Italian Jews adopted the cookie because it has no flour or leavening (the agent that raises and lightens a baked good, like yeast, baking powder and baking soda—instead, macaroons are leavened by egg whites) and can be enjoyed during the eight-day observation of Passover. It was introduced to other European Jews and became popular as a year-round sweet.

All very fascinating. My first batch didn't taste almondy enough and I left them in the oven a little longer than I should. A week later I tried again - this time they were better but again slightly overdone.
Today -- third time lucky --I baked the perfect batch of chewy, almondy perfect macaroons!
I cant understand why I waited so long to bake my childhood favourite - all those macaroon-less  years wasted!

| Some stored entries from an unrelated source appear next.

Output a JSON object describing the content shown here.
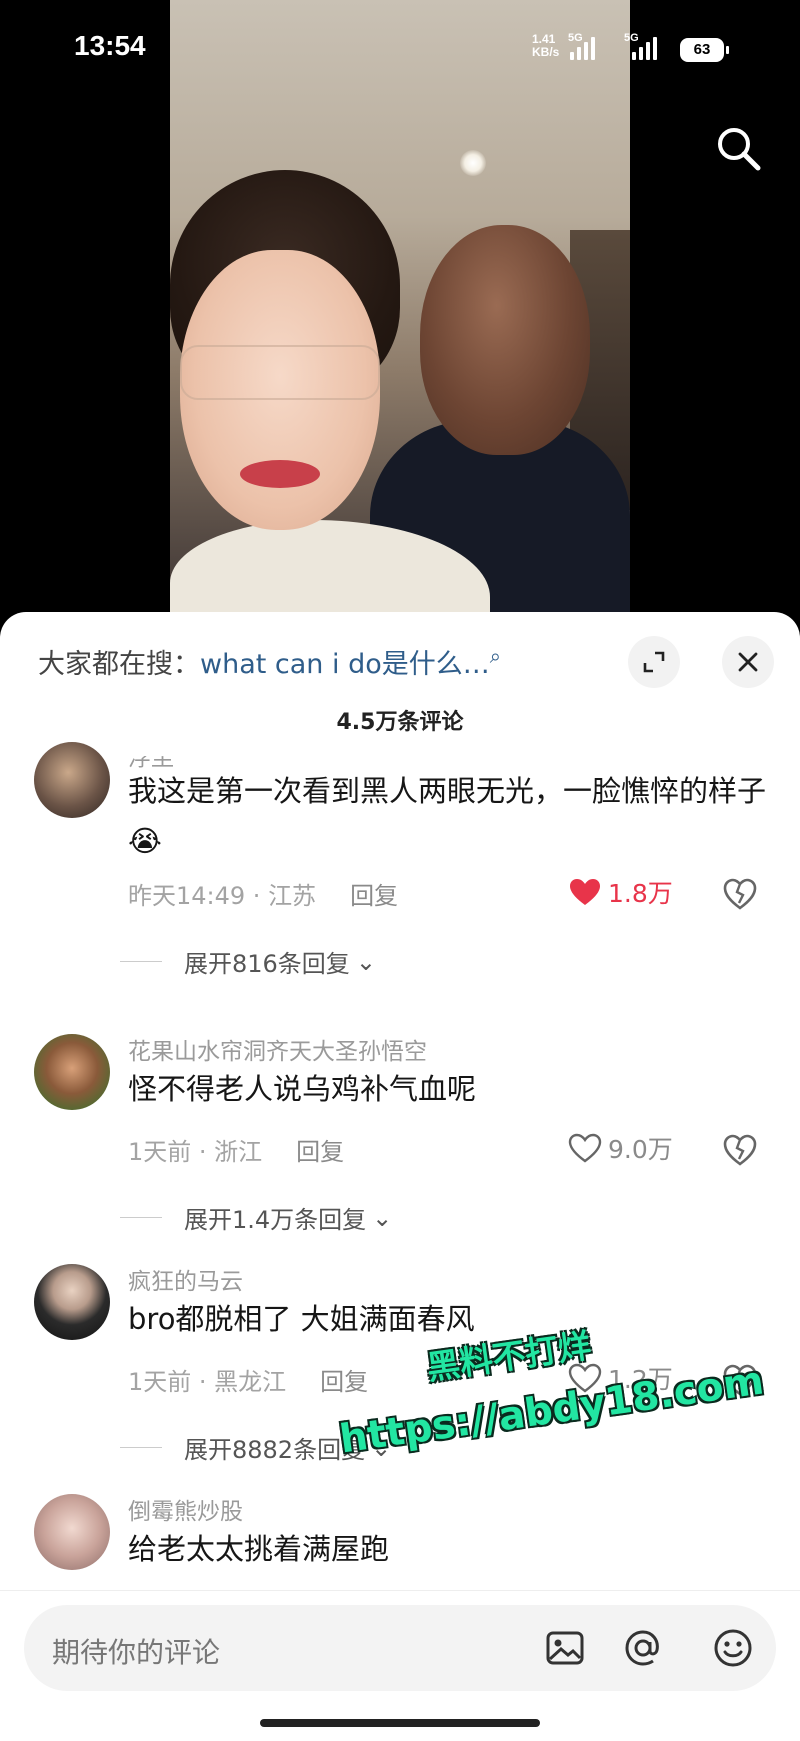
{
  "status_bar": {
    "time": "13:54",
    "net_speed_value": "1.41",
    "net_speed_unit": "KB/s",
    "network_1": "5G",
    "network_2": "5G",
    "battery": "63"
  },
  "sheet": {
    "search_prefix": "大家都在搜：",
    "search_query": "what can i do是什么…",
    "comment_count": "4.5万条评论"
  },
  "comments": [
    {
      "username": "浮尘",
      "text": "我这是第一次看到黑人两眼无光，一脸憔悴的样子😭",
      "time": "昨天14:49",
      "location": "江苏",
      "reply_label": "回复",
      "likes": "1.8万",
      "liked": true,
      "expand_label": "展开816条回复"
    },
    {
      "username": "花果山水帘洞齐天大圣孙悟空",
      "text": "怪不得老人说乌鸡补气血呢",
      "time": "1天前",
      "location": "浙江",
      "reply_label": "回复",
      "likes": "9.0万",
      "liked": false,
      "expand_label": "展开1.4万条回复"
    },
    {
      "username": "疯狂的马云",
      "text": "bro都脱相了 大姐满面春风",
      "time": "1天前",
      "location": "黑龙江",
      "reply_label": "回复",
      "likes": "1.2万",
      "liked": false,
      "expand_label": "展开8882条回复"
    },
    {
      "username": "倒霉熊炒股",
      "text": "给老太太挑着满屋跑"
    }
  ],
  "watermark": {
    "line1": "黑料不打烊",
    "line2": "https://abdy18.com"
  },
  "input": {
    "placeholder": "期待你的评论"
  },
  "colors": {
    "like_red": "#e8344a",
    "link_blue": "#2f5d8a",
    "watermark_green": "#22e6a2"
  }
}
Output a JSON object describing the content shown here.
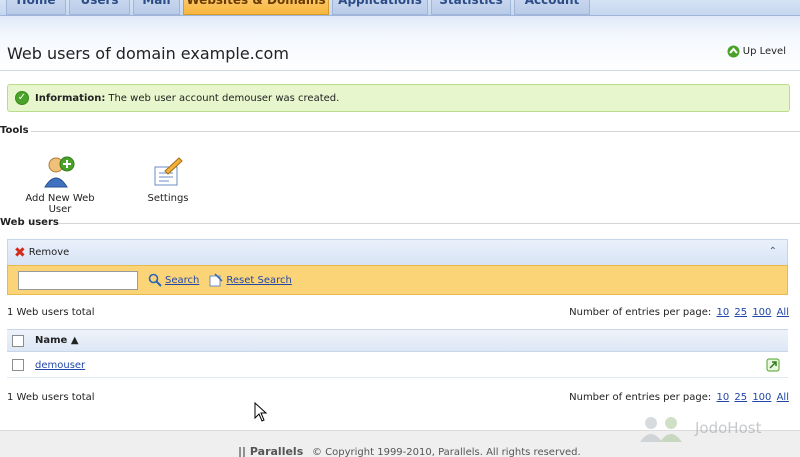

Here's the recipe. 120 G Ground Almonds; 2 Egg whites: 150 G Castor Sugar. Raw almonds to decorate.
Beat egg whites till foamy. Add a half of the mixture to half of your ground almonds. Add the sugar and other half of ground almonds and half of the remaining egg whites ( you will have some of your egg whites left over). the mixture will be wet and a bit sticky but mould into little balls, brush with water and place an almond on the top of each. Bake for 15/16 mins on 200C. Dust with icing sugar if you like. Enjoy! Enjoy!